Propisition 5.6.2. Suppose f: Y --> X is an epi. Then any maximal prime of X is in the image Spec(f)(Spec(Y)) of Spec(f). 
 
Proof. Suppose P is a maximal prime of X. Let i: X_P --> X be the localization of X at P. Then X_P is an object with a unique prime object (i.e. quasi-local simple object) above P. Let i': T --> Y and f': T --> Xp be the pullback of f and i. Since f is epic and i is a fraction (thus coflat), the pullback f' is epic, thus non-initial. It follows that i' is non-initial. Let Q be any prime of T. Then f⁺¹(i⁺¹(Q)) = (fi')⁺¹(Q) = (if')⁺¹(Q) = P. Thus P is in the image of Spec(f). 

A subset U of Spec(X) is called stable under specialization (resp. generalization) if any prime contained in (resp. containing) a prime in U is in U. 

Proposition 5.6.3. Let f: Y --> X be a map. Then Spec(f)(Spec(Y)) is closed iff it is stable under specialization. 

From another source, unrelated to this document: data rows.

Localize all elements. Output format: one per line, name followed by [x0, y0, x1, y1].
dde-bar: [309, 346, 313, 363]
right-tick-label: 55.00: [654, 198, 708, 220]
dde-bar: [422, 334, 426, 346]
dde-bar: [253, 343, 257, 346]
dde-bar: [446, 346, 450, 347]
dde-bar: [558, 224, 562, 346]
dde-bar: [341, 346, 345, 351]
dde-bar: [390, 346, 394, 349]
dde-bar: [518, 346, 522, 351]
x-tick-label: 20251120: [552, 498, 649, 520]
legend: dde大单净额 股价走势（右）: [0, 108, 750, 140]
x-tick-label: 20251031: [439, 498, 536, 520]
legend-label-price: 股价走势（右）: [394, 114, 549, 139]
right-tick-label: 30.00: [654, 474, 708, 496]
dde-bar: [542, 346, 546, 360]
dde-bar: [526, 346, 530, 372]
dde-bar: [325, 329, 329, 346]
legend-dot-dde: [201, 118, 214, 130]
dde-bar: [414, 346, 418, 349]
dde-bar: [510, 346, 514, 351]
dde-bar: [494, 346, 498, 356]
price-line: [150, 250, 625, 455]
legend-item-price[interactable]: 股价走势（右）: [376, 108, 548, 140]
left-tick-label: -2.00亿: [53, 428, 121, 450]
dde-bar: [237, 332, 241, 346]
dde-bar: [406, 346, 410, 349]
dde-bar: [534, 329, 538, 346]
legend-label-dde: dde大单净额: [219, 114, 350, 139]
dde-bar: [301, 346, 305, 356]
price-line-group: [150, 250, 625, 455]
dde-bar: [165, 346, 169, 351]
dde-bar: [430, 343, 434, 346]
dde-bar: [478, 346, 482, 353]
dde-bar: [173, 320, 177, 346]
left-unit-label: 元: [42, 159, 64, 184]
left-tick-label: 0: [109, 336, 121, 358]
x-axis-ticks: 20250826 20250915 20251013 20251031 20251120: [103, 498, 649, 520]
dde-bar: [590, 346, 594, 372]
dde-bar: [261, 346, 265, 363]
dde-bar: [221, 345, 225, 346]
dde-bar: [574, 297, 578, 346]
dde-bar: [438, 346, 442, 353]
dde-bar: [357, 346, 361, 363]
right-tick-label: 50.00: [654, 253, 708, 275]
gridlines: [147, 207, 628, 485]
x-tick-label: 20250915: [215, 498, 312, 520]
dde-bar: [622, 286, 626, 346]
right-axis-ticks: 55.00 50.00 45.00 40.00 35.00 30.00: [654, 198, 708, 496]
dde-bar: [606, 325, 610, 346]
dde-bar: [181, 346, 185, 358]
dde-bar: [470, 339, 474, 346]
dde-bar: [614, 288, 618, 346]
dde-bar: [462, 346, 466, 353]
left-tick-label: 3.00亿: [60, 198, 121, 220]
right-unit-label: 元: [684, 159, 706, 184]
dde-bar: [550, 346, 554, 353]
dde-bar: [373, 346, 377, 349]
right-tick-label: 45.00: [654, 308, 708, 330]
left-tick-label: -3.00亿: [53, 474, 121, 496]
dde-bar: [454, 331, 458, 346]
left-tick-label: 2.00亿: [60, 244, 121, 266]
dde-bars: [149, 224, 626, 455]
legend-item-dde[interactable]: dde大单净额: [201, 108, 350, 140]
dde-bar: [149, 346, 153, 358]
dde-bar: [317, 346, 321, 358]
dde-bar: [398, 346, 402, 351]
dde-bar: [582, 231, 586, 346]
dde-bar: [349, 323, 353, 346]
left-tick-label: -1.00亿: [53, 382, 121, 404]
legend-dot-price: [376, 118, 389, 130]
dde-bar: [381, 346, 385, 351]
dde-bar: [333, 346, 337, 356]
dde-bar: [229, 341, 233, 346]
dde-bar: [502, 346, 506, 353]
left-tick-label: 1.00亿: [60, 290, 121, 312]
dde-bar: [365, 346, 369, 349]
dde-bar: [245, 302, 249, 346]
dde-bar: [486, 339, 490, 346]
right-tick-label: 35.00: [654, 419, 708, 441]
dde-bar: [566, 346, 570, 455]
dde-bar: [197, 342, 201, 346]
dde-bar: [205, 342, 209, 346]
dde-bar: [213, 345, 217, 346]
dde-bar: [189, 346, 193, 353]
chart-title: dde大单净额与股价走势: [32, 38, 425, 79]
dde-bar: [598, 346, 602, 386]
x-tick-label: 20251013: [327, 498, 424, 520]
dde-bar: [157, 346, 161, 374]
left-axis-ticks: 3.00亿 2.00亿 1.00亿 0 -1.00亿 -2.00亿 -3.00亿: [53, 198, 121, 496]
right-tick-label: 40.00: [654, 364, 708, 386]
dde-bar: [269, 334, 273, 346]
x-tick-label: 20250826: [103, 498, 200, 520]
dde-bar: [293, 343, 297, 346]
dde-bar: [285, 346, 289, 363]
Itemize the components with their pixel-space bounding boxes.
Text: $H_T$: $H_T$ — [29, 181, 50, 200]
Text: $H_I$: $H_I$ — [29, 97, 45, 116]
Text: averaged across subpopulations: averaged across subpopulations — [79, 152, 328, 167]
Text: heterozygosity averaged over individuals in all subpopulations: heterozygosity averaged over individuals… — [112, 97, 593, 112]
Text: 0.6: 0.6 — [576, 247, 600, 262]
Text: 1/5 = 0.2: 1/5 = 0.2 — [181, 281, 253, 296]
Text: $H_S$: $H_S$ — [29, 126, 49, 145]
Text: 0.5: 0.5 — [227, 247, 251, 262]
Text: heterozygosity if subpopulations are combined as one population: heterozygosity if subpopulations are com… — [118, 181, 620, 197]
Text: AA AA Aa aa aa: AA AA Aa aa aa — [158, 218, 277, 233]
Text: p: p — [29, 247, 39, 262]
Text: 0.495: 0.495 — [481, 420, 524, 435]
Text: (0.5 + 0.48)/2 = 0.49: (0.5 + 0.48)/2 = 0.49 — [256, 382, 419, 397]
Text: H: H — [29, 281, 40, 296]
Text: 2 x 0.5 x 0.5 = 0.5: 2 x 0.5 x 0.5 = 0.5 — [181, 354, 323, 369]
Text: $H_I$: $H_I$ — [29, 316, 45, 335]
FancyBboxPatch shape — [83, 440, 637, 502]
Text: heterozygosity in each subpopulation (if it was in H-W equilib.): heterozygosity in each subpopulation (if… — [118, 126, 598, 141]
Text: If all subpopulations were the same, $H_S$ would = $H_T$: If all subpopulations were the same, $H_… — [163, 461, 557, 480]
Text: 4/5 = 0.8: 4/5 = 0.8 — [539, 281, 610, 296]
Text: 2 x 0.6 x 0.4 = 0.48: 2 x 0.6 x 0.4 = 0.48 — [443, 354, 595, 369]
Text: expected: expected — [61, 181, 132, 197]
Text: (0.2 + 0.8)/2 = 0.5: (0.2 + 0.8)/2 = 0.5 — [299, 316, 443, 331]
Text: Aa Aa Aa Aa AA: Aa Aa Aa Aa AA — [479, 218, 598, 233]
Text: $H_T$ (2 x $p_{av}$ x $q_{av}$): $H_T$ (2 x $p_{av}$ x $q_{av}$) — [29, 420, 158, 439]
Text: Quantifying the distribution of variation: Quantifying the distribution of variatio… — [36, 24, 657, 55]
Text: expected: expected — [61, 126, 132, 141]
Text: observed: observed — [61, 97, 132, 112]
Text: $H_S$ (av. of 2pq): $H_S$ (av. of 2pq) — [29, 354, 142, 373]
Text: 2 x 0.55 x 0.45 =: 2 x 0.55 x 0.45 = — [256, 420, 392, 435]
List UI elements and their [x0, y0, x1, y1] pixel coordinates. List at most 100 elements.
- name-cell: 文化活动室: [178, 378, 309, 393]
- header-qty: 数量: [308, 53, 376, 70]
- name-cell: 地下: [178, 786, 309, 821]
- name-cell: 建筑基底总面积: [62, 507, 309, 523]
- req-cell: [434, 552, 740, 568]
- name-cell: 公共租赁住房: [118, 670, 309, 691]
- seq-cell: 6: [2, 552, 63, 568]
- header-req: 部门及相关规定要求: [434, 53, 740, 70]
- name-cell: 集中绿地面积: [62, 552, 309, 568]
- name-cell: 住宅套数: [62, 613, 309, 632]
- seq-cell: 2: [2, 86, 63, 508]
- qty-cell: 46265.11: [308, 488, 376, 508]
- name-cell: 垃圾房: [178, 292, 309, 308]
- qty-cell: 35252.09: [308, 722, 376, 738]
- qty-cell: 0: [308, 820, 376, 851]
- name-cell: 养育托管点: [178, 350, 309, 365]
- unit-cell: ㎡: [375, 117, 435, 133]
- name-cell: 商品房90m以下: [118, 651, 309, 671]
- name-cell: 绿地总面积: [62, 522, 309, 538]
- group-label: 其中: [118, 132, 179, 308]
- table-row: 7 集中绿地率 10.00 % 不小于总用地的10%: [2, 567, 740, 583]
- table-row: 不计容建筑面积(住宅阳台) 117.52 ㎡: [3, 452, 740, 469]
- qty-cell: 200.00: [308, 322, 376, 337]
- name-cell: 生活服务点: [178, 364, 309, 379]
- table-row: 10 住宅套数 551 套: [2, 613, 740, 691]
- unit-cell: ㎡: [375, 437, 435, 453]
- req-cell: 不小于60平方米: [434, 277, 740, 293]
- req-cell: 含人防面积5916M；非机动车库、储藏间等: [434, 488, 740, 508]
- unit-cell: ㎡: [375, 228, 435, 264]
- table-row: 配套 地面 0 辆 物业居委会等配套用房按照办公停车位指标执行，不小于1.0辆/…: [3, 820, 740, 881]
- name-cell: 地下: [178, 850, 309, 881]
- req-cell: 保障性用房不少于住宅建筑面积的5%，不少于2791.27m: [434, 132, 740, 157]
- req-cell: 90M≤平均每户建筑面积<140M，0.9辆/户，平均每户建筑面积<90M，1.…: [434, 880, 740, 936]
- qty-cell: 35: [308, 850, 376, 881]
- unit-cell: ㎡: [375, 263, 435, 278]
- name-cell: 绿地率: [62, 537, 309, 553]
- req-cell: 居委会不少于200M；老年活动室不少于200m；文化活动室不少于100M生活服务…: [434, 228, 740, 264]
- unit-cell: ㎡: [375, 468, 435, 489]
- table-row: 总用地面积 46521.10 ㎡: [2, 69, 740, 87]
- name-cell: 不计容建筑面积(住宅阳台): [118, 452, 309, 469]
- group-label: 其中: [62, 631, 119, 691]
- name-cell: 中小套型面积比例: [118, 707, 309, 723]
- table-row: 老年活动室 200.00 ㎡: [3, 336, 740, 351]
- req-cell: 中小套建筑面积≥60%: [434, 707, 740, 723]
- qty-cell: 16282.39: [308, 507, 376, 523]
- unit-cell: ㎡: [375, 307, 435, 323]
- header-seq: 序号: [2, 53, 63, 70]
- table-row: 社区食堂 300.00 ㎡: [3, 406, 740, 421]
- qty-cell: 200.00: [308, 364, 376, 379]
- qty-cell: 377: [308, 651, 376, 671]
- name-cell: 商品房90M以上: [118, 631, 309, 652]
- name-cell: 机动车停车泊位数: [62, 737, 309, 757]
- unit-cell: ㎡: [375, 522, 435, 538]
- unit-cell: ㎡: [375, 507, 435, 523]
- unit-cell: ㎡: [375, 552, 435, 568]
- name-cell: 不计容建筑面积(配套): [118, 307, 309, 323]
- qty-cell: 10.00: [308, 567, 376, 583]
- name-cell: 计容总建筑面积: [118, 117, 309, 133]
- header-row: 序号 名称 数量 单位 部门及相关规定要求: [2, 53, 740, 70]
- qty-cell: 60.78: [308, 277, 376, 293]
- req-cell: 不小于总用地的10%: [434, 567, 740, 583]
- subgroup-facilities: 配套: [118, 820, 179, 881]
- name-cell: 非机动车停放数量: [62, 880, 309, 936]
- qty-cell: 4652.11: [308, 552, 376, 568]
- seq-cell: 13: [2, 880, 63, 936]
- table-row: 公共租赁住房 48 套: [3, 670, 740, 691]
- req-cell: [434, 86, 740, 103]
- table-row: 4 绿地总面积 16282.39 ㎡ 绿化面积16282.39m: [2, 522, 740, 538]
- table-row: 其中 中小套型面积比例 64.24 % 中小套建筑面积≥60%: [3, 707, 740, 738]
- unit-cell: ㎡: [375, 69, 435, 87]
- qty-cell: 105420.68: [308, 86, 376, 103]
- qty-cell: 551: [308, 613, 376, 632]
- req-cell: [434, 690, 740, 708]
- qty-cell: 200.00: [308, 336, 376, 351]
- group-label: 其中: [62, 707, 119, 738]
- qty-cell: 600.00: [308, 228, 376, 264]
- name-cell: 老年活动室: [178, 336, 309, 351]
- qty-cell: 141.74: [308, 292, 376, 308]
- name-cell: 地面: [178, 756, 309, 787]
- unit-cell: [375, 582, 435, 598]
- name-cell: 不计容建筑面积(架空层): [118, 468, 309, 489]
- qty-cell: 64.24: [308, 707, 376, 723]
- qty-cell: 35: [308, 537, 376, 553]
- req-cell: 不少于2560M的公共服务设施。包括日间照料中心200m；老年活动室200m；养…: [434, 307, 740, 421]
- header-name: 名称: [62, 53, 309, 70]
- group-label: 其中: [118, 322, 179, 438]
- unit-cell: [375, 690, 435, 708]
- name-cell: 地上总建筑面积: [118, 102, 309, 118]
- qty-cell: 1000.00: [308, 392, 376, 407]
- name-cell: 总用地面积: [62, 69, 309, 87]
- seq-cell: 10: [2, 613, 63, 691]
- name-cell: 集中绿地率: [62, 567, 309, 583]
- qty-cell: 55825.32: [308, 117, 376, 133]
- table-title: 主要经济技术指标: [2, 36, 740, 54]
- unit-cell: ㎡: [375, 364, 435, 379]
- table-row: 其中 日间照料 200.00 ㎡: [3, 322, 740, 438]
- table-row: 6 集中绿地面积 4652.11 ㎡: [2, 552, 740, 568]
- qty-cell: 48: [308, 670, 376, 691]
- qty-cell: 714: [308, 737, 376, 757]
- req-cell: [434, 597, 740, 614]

Proof. One direction is clear. Suppose Spec(f)(Spec(Y)) is stable under specialization. Replacing X by the strong image f⁺(Y) we may assume that f is an epi. We have to show that any prime of X is in Spec(f)(Spec(Y)). By (5.6.1) P is contained in a maximal prime Q, which is in the image by (5.6.2), thus P is in the image as f is stable under specialization. 

Proposition 5.6.4. Suppose X is a von Neumann regular object. Then a subset U of Spec(X) is closed iff U = Spec(f)(Spec(Y)) for a map f: Y --> X. 

Proof. If U is a closed then by the definition of the topology on Spec(X) it is the image of Spec(f) for a regular mono f to X. Conversely, for any map f, the image Spec(f)(Spec(Y)) is stable under specialization as any prime in a von Neumann regular object is simple, thus maximal. So Spec(f)(Spec(Y)) is closed by (5.6.3). 

Example 5.6.4.1. If A is simply atomic Stone geometry the a map is unipotent iff it induces a surjective function on the spectrums. Thus a map is epiciff it is unipotent by (5.6.4) and the fact that A is reduced. It follows that any epi is universal and any map is coflat.

Definition 5.6.5. (a) Suppose f: Y --> X is a map. A map g: Z --> X is called a pre-complement of f if g is disjoint with f, and any non-initial map to X that is disjoint with f is not disjoint with g. 
(b) A map f: Y --> X is called pre-complementary if it has a pre-complement.

Note that a map f is a pre-complement of a map g iff g is a precomplement of f.

Proposition 5.6.6. If f: Y --> X is a coflat quasi-complemenetary map then Spec(f)(Spec(Y)) is an open subset. 

Proof. Suppose g: Z --> X is a map which is disjoint with f and {f, g} is a unipotent cover. Then the assumption implies that Spec(f)(Spec(Y)) = Spec(X) - Spec(g)(Y). Consider a prime P of Spec(f)(Spec(Y)). Let XP be the locaization of X at P. Applying (5.2.13) (Going Up Theorem) the image of Spec(XP) in Spec(X) is in Spec(f)(Y). Thus XP -- X is disjoint with  g. The fraction XP is an intersection of a collection {Ui} of analytic subobjects of X containing the residue of P. Let Vi be the pullback of Ui along g. Then the intersection of Vi is the pullback of Xp along g, which is initial. Since the initial object is finite presentable, Vi is initial for some i. Thus Ui is dijoint with g, which implies that Spec(Ui) is contained in Spec(f)(Spec(Y)). Since Spec(Ui) contains P, this shows that Spec(f)(Spec(Y)) is an open subset of Spec(X). 

Proposition 5.6.7. Suppose any finitely presentable map in A is quasi-complementary. If f: Y --> X is a coflat finitely presentable map then Spec(f) is an open map. 

Proof. Consider an open subset U of Spec(Y). Any point p of U is contained in an analyitc subset V of U. The analyitc mono v: V --> Y is coflat and finitely presentable, so the composite  fv is coflat finitely presentable, thus is also quasi-complementary by assumption. By (5.6.6)  fv(V) is an open subset of X, thus is an open neighborhood of f(p) contained in f(U). This shows that f(U) is an open subset, so f is an open map.